II. Opportunities for Corporate and Institutional Participation
At this conference, it became evident that many research efforts in areas such as database development and the formulation of laws and regulations have yet to establish a clear framework, with related initiatives still under exploration. These endeavors require not only the involvement of regulatory authorities but also the participation of artificial intelligence (AI) enterprises and research institutions to jointly advance the establishment of relevant standards. For AI companies, joining such platforms can provide greater access to information regarding review and approval processes.
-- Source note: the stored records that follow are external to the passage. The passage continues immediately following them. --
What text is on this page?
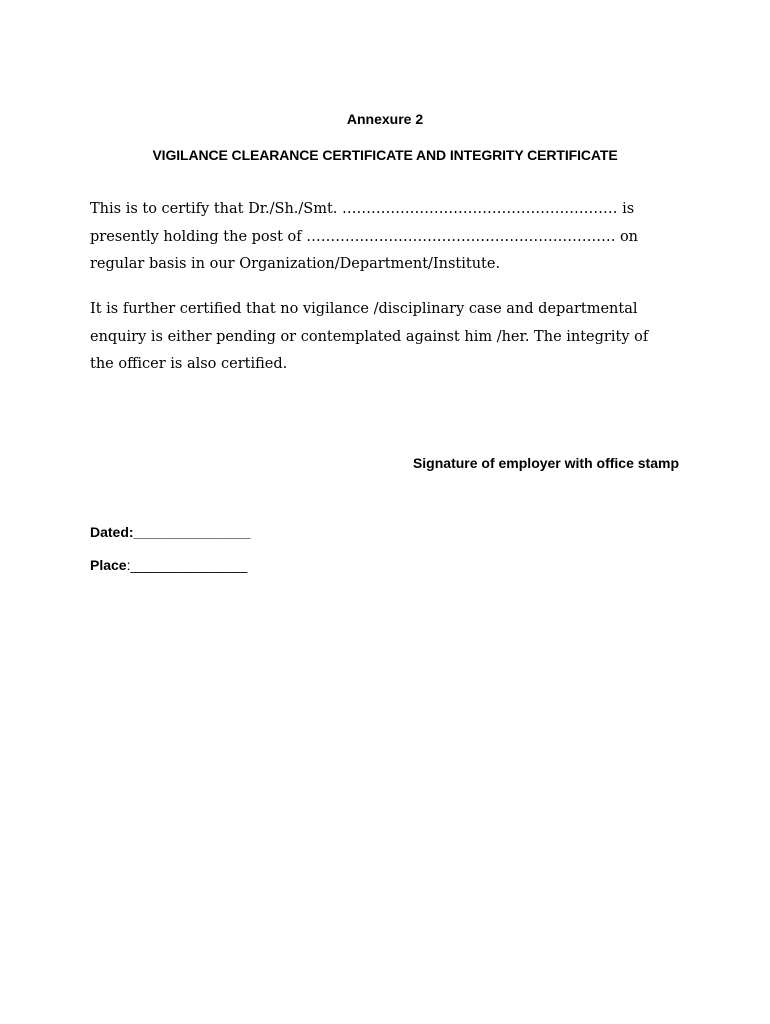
Annexure 2
VIGILANCE CLEARANCE CERTIFICATE AND INTEGRITY CERTIFICATE

This is to certify that Dr./Sh./Smt. ………………………………………………… is
presently holding the post of ………………………………………………………. on
regular basis in our Organization/Department/Institute.

It is further certified that no vigilance /disciplinary case and departmental
enquiry is either pending or contemplated against him /her. The integrity of
the officer is also certified.

Signature of employer with office stamp
Dated:_______________
Place:_______________
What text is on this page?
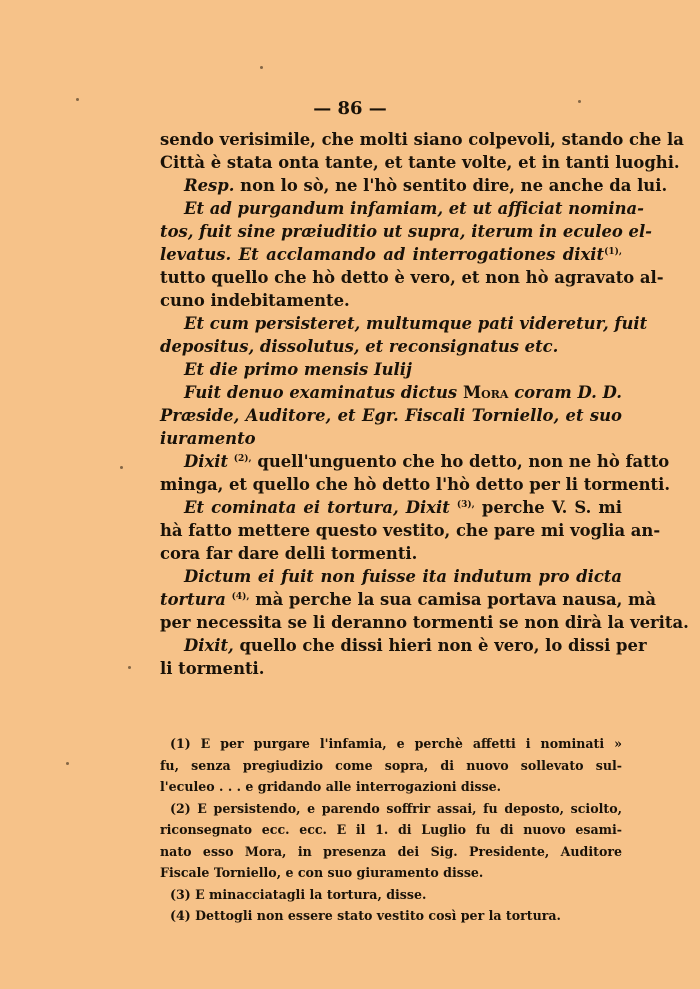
— 86 —
sendo verisimile, che molti siano colpevoli, stando che la
Città è stata onta tante, et tante volte, et in tanti luoghi.
Resp. non lo sò, ne l'hò sentito dire, ne anche da lui.
Et ad purgandum infamiam, et ut afficiat nomina-
tos, fuit sine præiuditio ut supra, iterum in eculeo el-
levatus. Et acclamando ad interrogationes dixit$^{(1),}$
tutto quello che hò detto è vero, et non hò agravato al-
cuno indebitamente.
Et cum persisteret, multumque pati videretur, fuit
depositus, dissolutus, et reconsignatus etc.
Et die primo mensis Iulij
Fuit denuo examinatus dictus Mora coram D. D.
Præside, Auditore, et Egr. Fiscali Torniello, et suo
iuramento
Dixit $^{(2),}$ quell'unguento che ho detto, non ne hò fatto
minga, et quello che hò detto l'hò detto per li tormenti.
Et cominata ei tortura, Dixit $^{(3),}$ perche V. S. mi
hà fatto mettere questo vestito, che pare mi voglia an-
cora far dare delli tormenti.
Dictum ei fuit non fuisse ita indutum pro dicta
tortura $^{(4),}$ mà perche la sua camisa portava nausa, mà
per necessita se li deranno tormenti se non dirà la verita.
Dixit, quello che dissi hieri non è vero, lo dissi per
li tormenti.
(1) E per purgare l'infamia, e perchè affetti i nominati »
fu, senza pregiudizio come sopra, di nuovo sollevato sul-
l'eculeo . . . e gridando alle interrogazioni disse.
(2) E persistendo, e parendo soffrir assai, fu deposto, sciolto,
riconsegnato ecc. ecc. E il 1. di Luglio fu di nuovo esami-
nato esso Mora, in presenza dei Sig. Presidente, Auditore
Fiscale Torniello, e con suo giuramento disse.
(3) E minacciatagli la tortura, disse.
(4) Dettogli non essere stato vestito così per la tortura.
III. Use of Real-World Data in the Clinical Evaluation of Medical Devices
In 2019, the Center for Medical Device Evaluation of the National Medical Products Administration (NMPA) organized the drafting of the “Technical Guidelines for the Use of Real-World Data in the Clinical Evaluation of Medical Devices (Draft for Comments).” At this conference, Professor and Director Yu Weihong discussed the application of real-world data in the clinical evaluation of ophthalmic AI products. Liu Yinghui, Deputy Director of the First Clinical Evaluation Department at the NMPA’s Center for Medical Device Evaluation, provided a detailed introduction to various aspects of using real-world data in the clinical evaluation of medical devices, including applicable scenarios, data sources, study design, and statistical analysis.
Based on the 2019 work summaries and 2020 work plans of various working groups, VCBeat predicts that there is a very high probability we will witness the issuance of the first Class III medical device registration certificate for artificial intelligence in 2020. This would be a significant boon to the entire AI medical imaging market. In contrast to the relatively quiet year of 2019, it is believed that every professional in the medical AI sector has begun to anticipate the dynamic and transformative landscape of 2020.
However, companies must remain vigilant. Regulatory review and approval are merely a gateway; how will AI enterprises compete in the battlefield beyond this door? And what new scenarios will generate “hard demand” from hospitals? Everything remains uncertain.